Cover of The Three-Body Problem

The Three-Body Problem

by Cixin Liu


Genre
Science Fiction
Year
2013
Pages
400
Contents

5. A Game of Pool

Overview

Wang Miao visits the grieving Ding Yi and learns the scientific crisis underlying Yang Dong's suicide. Through a pool-table analogy, Ding explains that recent particle-accelerator experiments have produced inconsistent results under identical conditions, implying that the laws of physics may not be constant across space and time. That possibility shakes the foundation of theoretical physics itself, giving Wang his first real glimpse of why leading physicists have fallen into despair.

Summary

Wang Miao visits Ding Yi at Ding's new but nearly empty apartment, where Wang immediately notices Ding's heavy drinking and grief over Yang Dong's death. Ding speaks bitterly about having bought the apartment in hopes of a future with Yang, then tells Wang that the police and military are mistaken to tie the physicists' deaths directly to the Frontiers of Science. He says some of the dead, including Yang Dong, had no connection to that organization, but warns Wang that understanding more will pull him in more deeply.

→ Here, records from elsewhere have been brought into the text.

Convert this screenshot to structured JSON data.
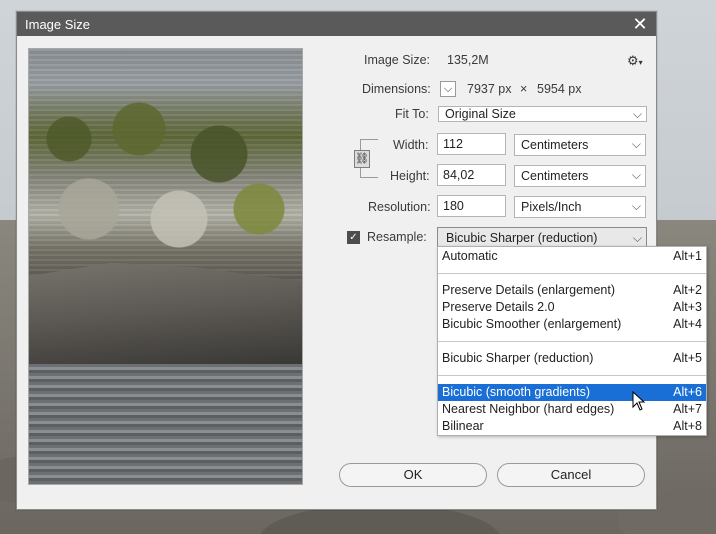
{
  "dialog": {
    "title": "Image Size",
    "close_glyph": "✕"
  },
  "image_size": {
    "label": "Image Size:",
    "value": "135,2M"
  },
  "dimensions": {
    "label": "Dimensions:",
    "width_px": "7937 px",
    "times": "×",
    "height_px": "5954 px"
  },
  "fit_to": {
    "label": "Fit To:",
    "value": "Original Size"
  },
  "width": {
    "label": "Width:",
    "value": "112",
    "unit": "Centimeters"
  },
  "height": {
    "label": "Height:",
    "value": "84,02",
    "unit": "Centimeters"
  },
  "resolution": {
    "label": "Resolution:",
    "value": "180",
    "unit": "Pixels/Inch"
  },
  "resample": {
    "label": "Resample:",
    "checked_glyph": "✓",
    "value": "Bicubic Sharper (reduction)"
  },
  "menu": {
    "items": [
      {
        "label": "Automatic",
        "shortcut": "Alt+1"
      },
      {
        "label": "Preserve Details (enlargement)",
        "shortcut": "Alt+2"
      },
      {
        "label": "Preserve Details 2.0",
        "shortcut": "Alt+3"
      },
      {
        "label": "Bicubic Smoother (enlargement)",
        "shortcut": "Alt+4"
      },
      {
        "label": "Bicubic Sharper (reduction)",
        "shortcut": "Alt+5"
      },
      {
        "label": "Bicubic (smooth gradients)",
        "shortcut": "Alt+6"
      },
      {
        "label": "Nearest Neighbor (hard edges)",
        "shortcut": "Alt+7"
      },
      {
        "label": "Bilinear",
        "shortcut": "Alt+8"
      }
    ],
    "highlighted_index": 5
  },
  "buttons": {
    "ok": "OK",
    "cancel": "Cancel"
  },
  "icons": {
    "gear": "⚙",
    "chevron": "⌵",
    "link": "⛓"
  },
  "colors": {
    "titlebar": "#5a5a5a",
    "highlight": "#1a6fd6",
    "dialog_bg": "#f0f0f0"
  }
}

To explain, Ding turns to the pool table that he and Yang once enjoyed together. He repeatedly sets up a simple shot with a white ball striking a black ball into a pocket, and each time Wang easily reproduces the same result even after they move the table around the room. Ding frames this as an experiment and pushes Wang to explain why the outcome stays constant. Wang gives the standard physical answer: because the masses, relative positions, and momentum transfer remain the same, the result should remain the same regardless of place or time.

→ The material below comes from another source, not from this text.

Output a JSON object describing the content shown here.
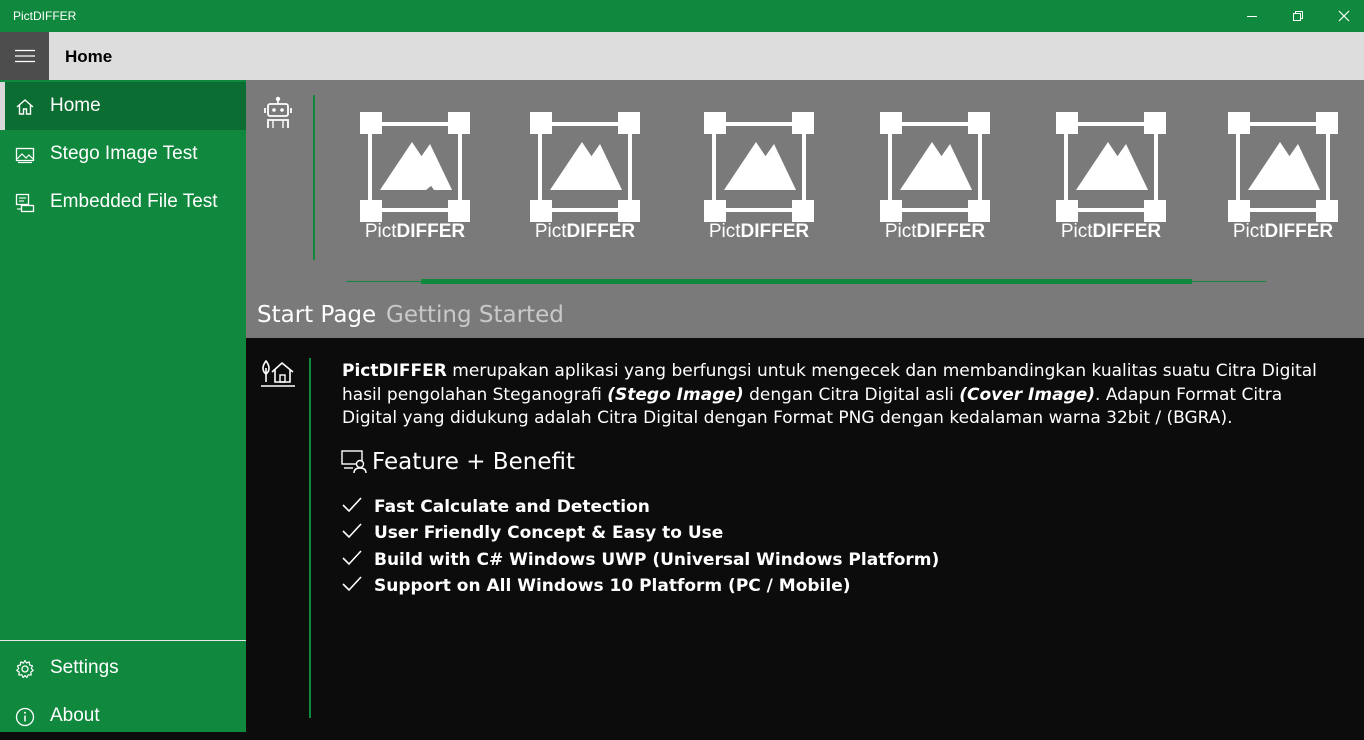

Ding then reveals the point of the demonstration. He says modern high-energy particle accelerators in North America, Europe, and Liangxiang have produced the opposite kind of result: when physicists run the same ultra-high-energy collision experiments under the same conditions, they do not get the same outcomes. Results differ between machines and even at different times on the same machine, with no stable pattern. Because fundamental physics depends on the assumption that natural laws are invariant across space and time, these contradictory results have thrown the field into panic.

When Wang asks what this implies, Ding forces him to state the conclusion himself. Wang realizes that if the laws of physics are not universal and stable, then physics as a coherent science collapses. Ding connects this directly to Yang Dong's suicide note, saying Wang has now stumbled onto the first half of the message and should better understand why the discovery would devastate someone devoted to theoretical physics. Ding adds that work at the frontiers of theory requires something like religious faith, making the fall into despair even more dangerous.

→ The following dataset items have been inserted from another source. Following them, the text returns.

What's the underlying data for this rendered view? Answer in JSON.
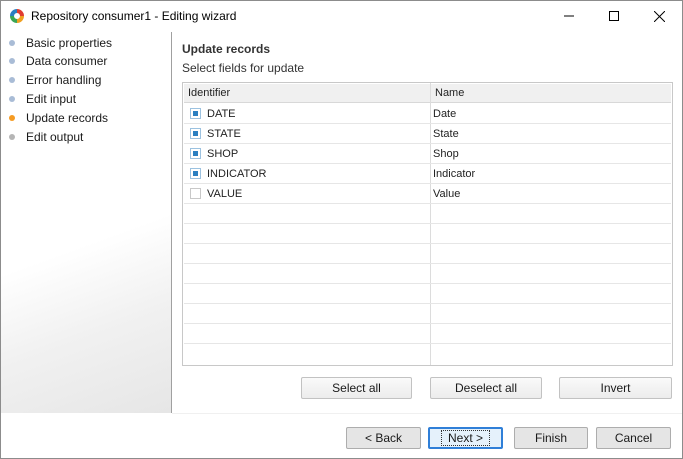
{
  "window": {
    "title": "Repository consumer1 - Editing wizard",
    "controls": {
      "minimize": "minimize",
      "maximize": "maximize",
      "close": "close"
    }
  },
  "sidebar": {
    "items": [
      {
        "label": "Basic properties",
        "state": "done",
        "color": "#a9bcd6"
      },
      {
        "label": "Data consumer",
        "state": "done",
        "color": "#a9bcd6"
      },
      {
        "label": "Error handling",
        "state": "done",
        "color": "#a9bcd6"
      },
      {
        "label": "Edit input",
        "state": "done",
        "color": "#a9bcd6"
      },
      {
        "label": "Update records",
        "state": "current",
        "color": "#f59b23"
      },
      {
        "label": "Edit output",
        "state": "pending",
        "color": "#b5b5b5"
      }
    ]
  },
  "main": {
    "heading": "Update records",
    "subheading": "Select fields for update",
    "grid": {
      "columns": [
        "Identifier",
        "Name"
      ],
      "rows": [
        {
          "identifier": "DATE",
          "name": "Date",
          "checked": true
        },
        {
          "identifier": "STATE",
          "name": "State",
          "checked": true
        },
        {
          "identifier": "SHOP",
          "name": "Shop",
          "checked": true
        },
        {
          "identifier": "INDICATOR",
          "name": "Indicator",
          "checked": true
        },
        {
          "identifier": "VALUE",
          "name": "Value",
          "checked": false
        }
      ]
    },
    "actions": {
      "select_all": "Select all",
      "deselect_all": "Deselect all",
      "invert": "Invert"
    }
  },
  "footer": {
    "back": "< Back",
    "next": "Next >",
    "finish": "Finish",
    "cancel": "Cancel"
  },
  "colors": {
    "accent": "#2f7fd8",
    "checkbox_fill": "#2a7fc1"
  }
}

As Wang leaves, Ding gives him the address of Yang Dong's mother, explaining that Yang had been the center of her life and that she is now alone. Wang presses Ding for a clearer answer about whether he truly believes the laws of physics are not invariant across time and space. Ding refuses certainty and ends only by saying that this is the question, leaving Wang with a deeper sense of the intellectual and existential crisis behind the deaths.

Who Appears

  • Ding Yi
    Grieving physicist who explains the collider anomalies and their devastating implications for theoretical physics.
  • Wang Miao
    Investigator drawn deeper into the mystery as Ding reveals why Yang Dong may have despaired.
  • Yang Dong
    Dead physicist whose suicide is linked here to the collapse of faith in fundamental physics.
  • Yang Dong's mother
    Now alone after Yang's death; Ding urges Wang to visit her.
  • General Chang
    Referenced as someone perceptive enough to grasp the implications of the experimental crisis.